Cowley also has a good essay on writer Theodore Dreiser, and the unschooled nature of that genius--a brilliant and compelling world view but with a lack of literary ability or style. Cowley also discusses some later published manuscripts about the French Quarter written during the twenties, and some of the lesser known writers during that time--writers with talent and energy and vision but without much ability to profit from instruction, unaccomplished writing styles despite great vigor and talent, or unpalatable personality traits that interfered with publication and acceptance.
An essay on Gertrude Stein on her experience in France during the war interested me. Generally, Cowley is dismissive of Stein as a writer, regarding her as inchoherant, inconsequential, without much intellectual center, but notes that her day to day interactions during the occupation with the townspeople give a vivid experience of that time--for him her greatest work by far.
His most famous essay, one which I have been trying to find for years after losing my original copy of the book, is called The Middle American Prose Style.
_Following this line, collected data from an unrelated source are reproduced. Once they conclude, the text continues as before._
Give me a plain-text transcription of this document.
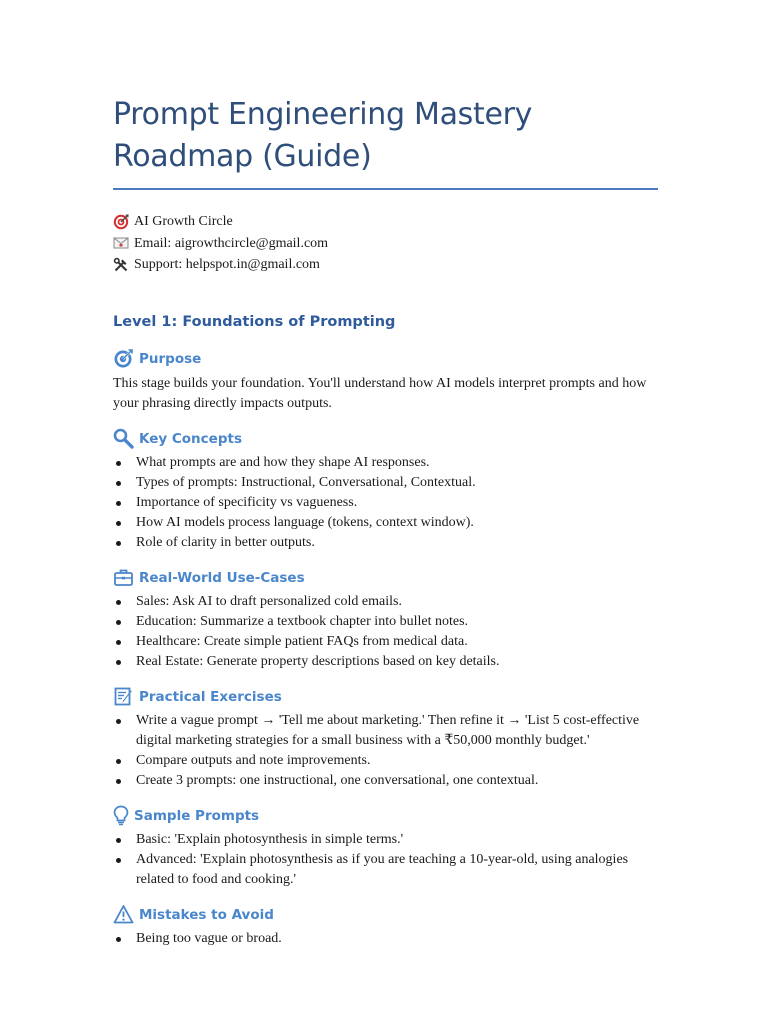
Prompt Engineering Mastery Roadmap (Guide)
AI Growth Circle
Email: aigrowthcircle@gmail.com
Support: helpspot.in@gmail.com
Level 1: Foundations of Prompting
Purpose

This stage builds your foundation. You'll understand how AI models interpret prompts and how your phrasing directly impacts outputs.

Key Concepts
What prompts are and how they shape AI responses.
Types of prompts: Instructional, Conversational, Contextual.
Importance of specificity vs vagueness.
How AI models process language (tokens, context window).
Role of clarity in better outputs.
Real-World Use-Cases
Sales: Ask AI to draft personalized cold emails.
Education: Summarize a textbook chapter into bullet notes.
Healthcare: Create simple patient FAQs from medical data.
Real Estate: Generate property descriptions based on key details.
Practical Exercises
Write a vague prompt → 'Tell me about marketing.' Then refine it → 'List 5 cost-effective digital marketing strategies for a small business with a ₹50,000 monthly budget.'
Compare outputs and note improvements.
Create 3 prompts: one instructional, one conversational, one contextual.
Sample Prompts
Basic: 'Explain photosynthesis in simple terms.'
Advanced: 'Explain photosynthesis as if you are teaching a 10-year-old, using analogies related to food and cooking.'
Mistakes to Avoid
Being too vague or broad.
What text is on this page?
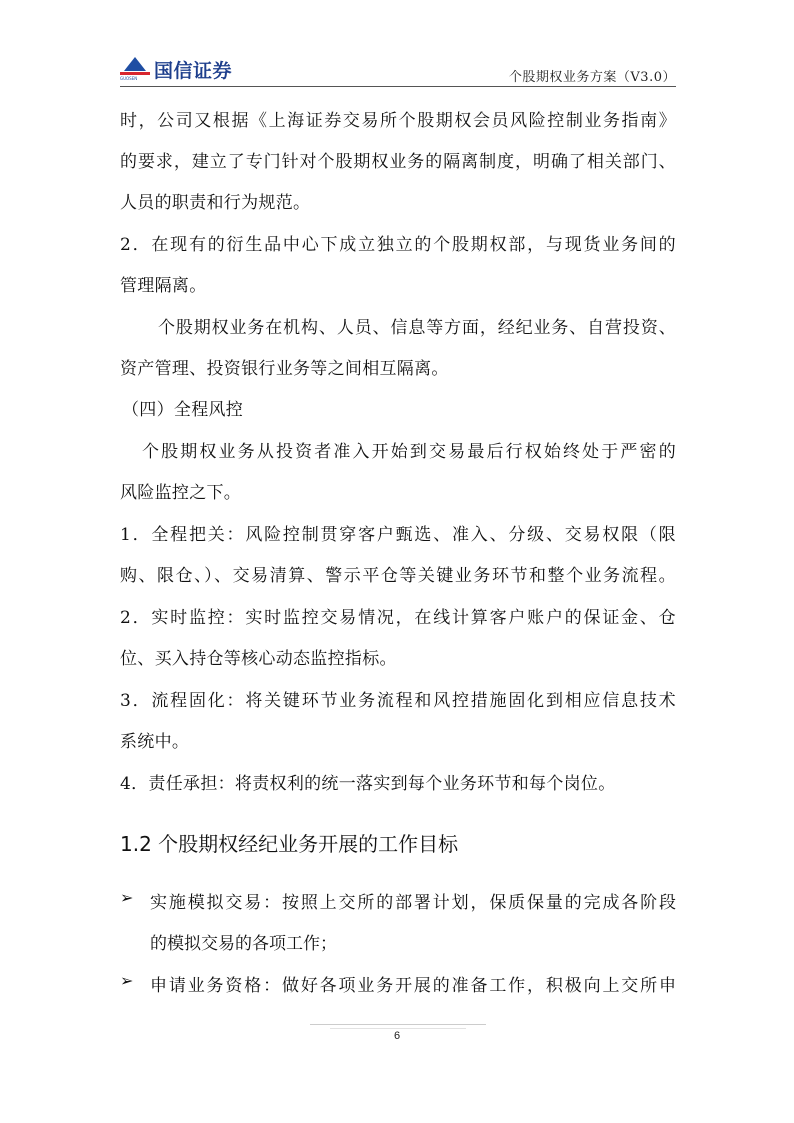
GUOSEN 国信证券	个股期权业务方案（V3.0）
时，公司又根据《上海证券交易所个股期权会员风险控制业务指南》
的要求，建立了专门针对个股期权业务的隔离制度，明确了相关部门、
人员的职责和行为规范。
2．在现有的衍生品中心下成立独立的个股期权部，与现货业务间的
管理隔离。
个股期权业务在机构、人员、信息等方面，经纪业务、自营投资、
资产管理、投资银行业务等之间相互隔离。
（四）全程风控
个股期权业务从投资者准入开始到交易最后行权始终处于严密的
风险监控之下。
1．全程把关：风险控制贯穿客户甄选、准入、分级、交易权限（限
购、限仓、）、交易清算、警示平仓等关键业务环节和整个业务流程。
2．实时监控：实时监控交易情况，在线计算客户账户的保证金、仓
位、买入持仓等核心动态监控指标。
3．流程固化：将关键环节业务流程和风控措施固化到相应信息技术
系统中。
4．责任承担：将责权利的统一落实到每个业务环节和每个岗位。
1.2 个股期权经纪业务开展的工作目标
➢ 实施模拟交易：按照上交所的部署计划，保质保量的完成各阶段
的模拟交易的各项工作；
➢ 申请业务资格：做好各项业务开展的准备工作，积极向上交所申
6
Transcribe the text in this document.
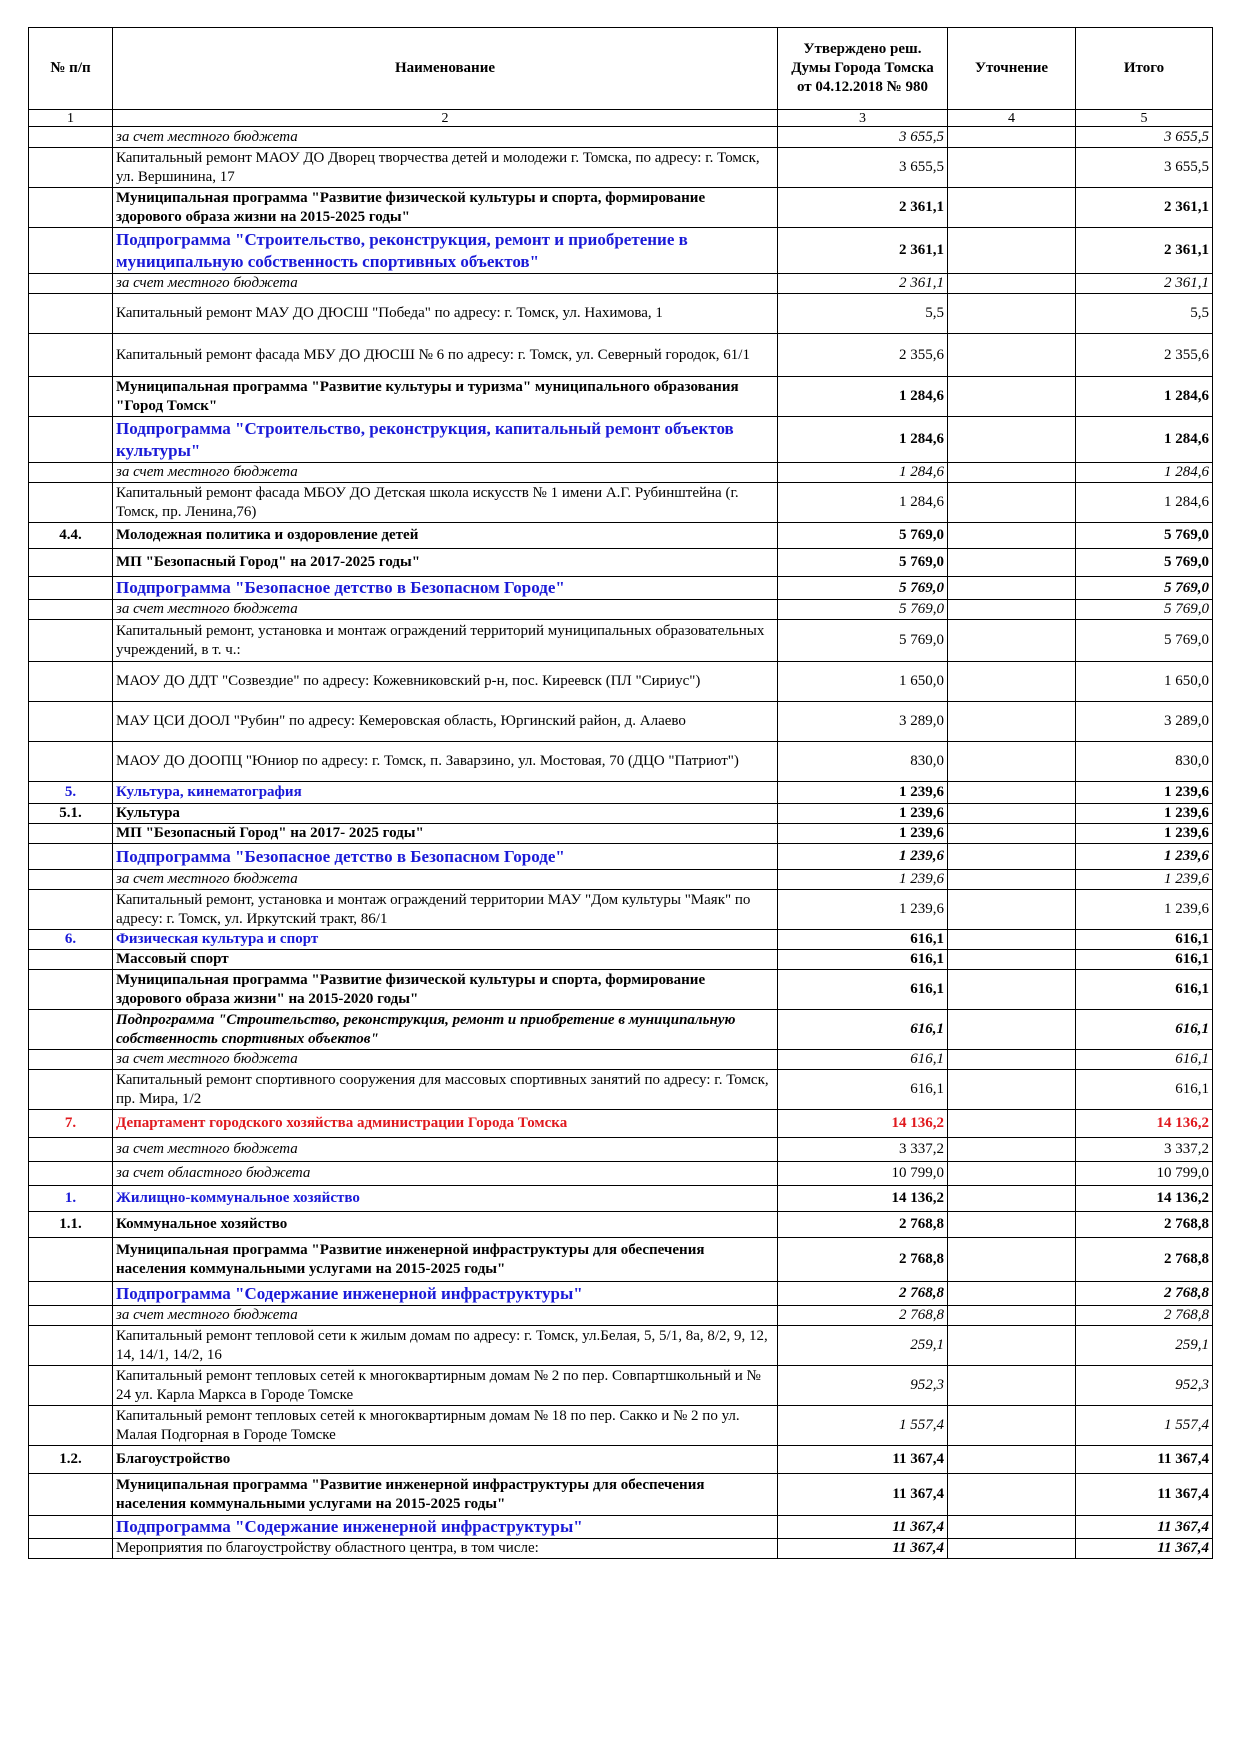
№ п/п	Наименование	Утверждено реш.
Думы Города Томска
от 04.12.2018 № 980	Уточнение	Итого
1	2	3	4	5
	за счет местного бюджета	3 655,5		3 655,5
	Капитальный ремонт МАОУ ДО Дворец творчества детей и молодежи г. Томска, по адресу: г. Томск, ул. Вершинина, 17	3 655,5		3 655,5
	Муниципальная программа "Развитие физической культуры и спорта, формирование здорового образа жизни на 2015-2025 годы"	2 361,1		2 361,1
	Подпрограмма "Строительство, реконструкция, ремонт и приобретение в муниципальную собственность спортивных объектов"	2 361,1		2 361,1
	за счет местного бюджета	2 361,1		2 361,1
	Капитальный ремонт МАУ ДО ДЮСШ "Победа" по адресу: г. Томск, ул. Нахимова, 1	5,5		5,5
	Капитальный ремонт фасада МБУ ДО ДЮСШ № 6 по адресу: г. Томск, ул. Северный городок, 61/1	2 355,6		2 355,6
	Муниципальная программа "Развитие культуры и туризма" муниципального образования "Город Томск"	1 284,6		1 284,6
	Подпрограмма "Строительство, реконструкция, капитальный ремонт объектов культуры"	1 284,6		1 284,6
	за счет местного бюджета	1 284,6		1 284,6
	Капитальный ремонт фасада МБОУ ДО Детская школа искусств № 1 имени А.Г. Рубинштейна (г. Томск, пр. Ленина,76)	1 284,6		1 284,6
4.4.	Молодежная политика и оздоровление детей	5 769,0		5 769,0
	МП "Безопасный Город" на 2017-2025 годы"	5 769,0		5 769,0
	Подпрограмма "Безопасное детство в Безопасном Городе"	5 769,0		5 769,0
	за счет местного бюджета	5 769,0		5 769,0
	Капитальный ремонт, установка и монтаж ограждений территорий муниципальных образовательных учреждений, в т. ч.:	5 769,0		5 769,0
	МАОУ ДО ДДТ "Созвездие" по адресу: Кожевниковский р-н, пос. Киреевск (ПЛ "Сириус")	1 650,0		1 650,0
	МАУ ЦСИ ДООЛ "Рубин" по адресу: Кемеровская область, Юргинский район, д. Алаево	3 289,0		3 289,0
	МАОУ ДО ДООПЦ "Юниор по адресу: г. Томск, п. Заварзино, ул. Мостовая, 70 (ДЦО "Патриот")	830,0		830,0
5.	Культура, кинематография	1 239,6		1 239,6
5.1.	Культура	1 239,6		1 239,6
	МП "Безопасный Город" на 2017- 2025 годы"	1 239,6		1 239,6
	Подпрограмма "Безопасное детство в Безопасном Городе"	1 239,6		1 239,6
	за счет местного бюджета	1 239,6		1 239,6
	Капитальный ремонт, установка и монтаж ограждений территории МАУ "Дом культуры "Маяк" по адресу: г. Томск, ул. Иркутский тракт, 86/1	1 239,6		1 239,6
6.	Физическая культура и спорт	616,1		616,1
	Массовый спорт	616,1		616,1
	Муниципальная программа "Развитие физической культуры и спорта, формирование здорового образа жизни" на 2015-2020 годы"	616,1		616,1
	Подпрограмма "Строительство, реконструкция, ремонт и приобретение в муниципальную собственность спортивных объектов"	616,1		616,1
	за счет местного бюджета	616,1		616,1
	Капитальный ремонт спортивного сооружения для массовых спортивных занятий по адресу: г. Томск, пр. Мира, 1/2	616,1		616,1
7.	Департамент городского хозяйства администрации Города Томска	14 136,2		14 136,2
	за счет местного бюджета	3 337,2		3 337,2
	за счет областного бюджета	10 799,0		10 799,0
1.	Жилищно-коммунальное хозяйство	14 136,2		14 136,2
1.1.	Коммунальное хозяйство	2 768,8		2 768,8
	Муниципальная программа "Развитие инженерной инфраструктуры для обеспечения населения коммунальными услугами на 2015-2025 годы"	2 768,8		2 768,8
	Подпрограмма "Содержание инженерной инфраструктуры"	2 768,8		2 768,8
	за счет местного бюджета	2 768,8		2 768,8
	Капитальный ремонт тепловой сети к жилым домам по адресу: г. Томск, ул.Белая, 5, 5/1, 8а, 8/2, 9, 12, 14, 14/1, 14/2, 16	259,1		259,1
	Капитальный ремонт тепловых сетей к многоквартирным домам № 2 по пер. Совпартшкольный и № 24 ул. Карла Маркса в Городе Томске	952,3		952,3
	Капитальный ремонт тепловых сетей к многоквартирным домам № 18 по пер. Сакко и № 2 по ул. Малая Подгорная в Городе Томске	1 557,4		1 557,4
1.2.	Благоустройство	11 367,4		11 367,4
	Муниципальная программа "Развитие инженерной инфраструктуры для обеспечения населения коммунальными услугами на 2015-2025 годы"	11 367,4		11 367,4
	Подпрограмма "Содержание инженерной инфраструктуры"	11 367,4		11 367,4
	Мероприятия по благоустройству областного центра, в том числе:	11 367,4		11 367,4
He analyzes that flat middle western prose style that characterized Hemingway, Stein, Lardner, and others, how it was formed and the variety of affects that make a paragraph of this style of writing discernibly different from a similar paragraph written by an English writer or American writer of another era.
Cowley also writes of his own literary experiences, and observations of communism as a form of religion, and the reactions of his contemporaries to such dispiriting events as the non-aggression pact between Germany and Russia. A critique of Leslie Fiedler, a psychoanalytically oriented, but somewhat dogmatic critic, is deft and convincing and there is a delightful essay on philosopher Kenneth Burke, the iconoclastic, original thinker. And finally a wonderful essay about the difficulties of European intellectuals in the thirties and forties--dispossessed, sometimes exiled if not jailed, rent of their political convictions and betrayed by the Russian German pact, often coming to the US but too exhausted to make a second life here.
Cowley's observations are shoc
king, sweeping, refreshing and encouraging and remind one of the possibilities of thought and circumspection in a world that, today, seems imbued with shallowness and illiteracy. Cowley was editor of New Republic and President of the American Academy of Arts and Lettres.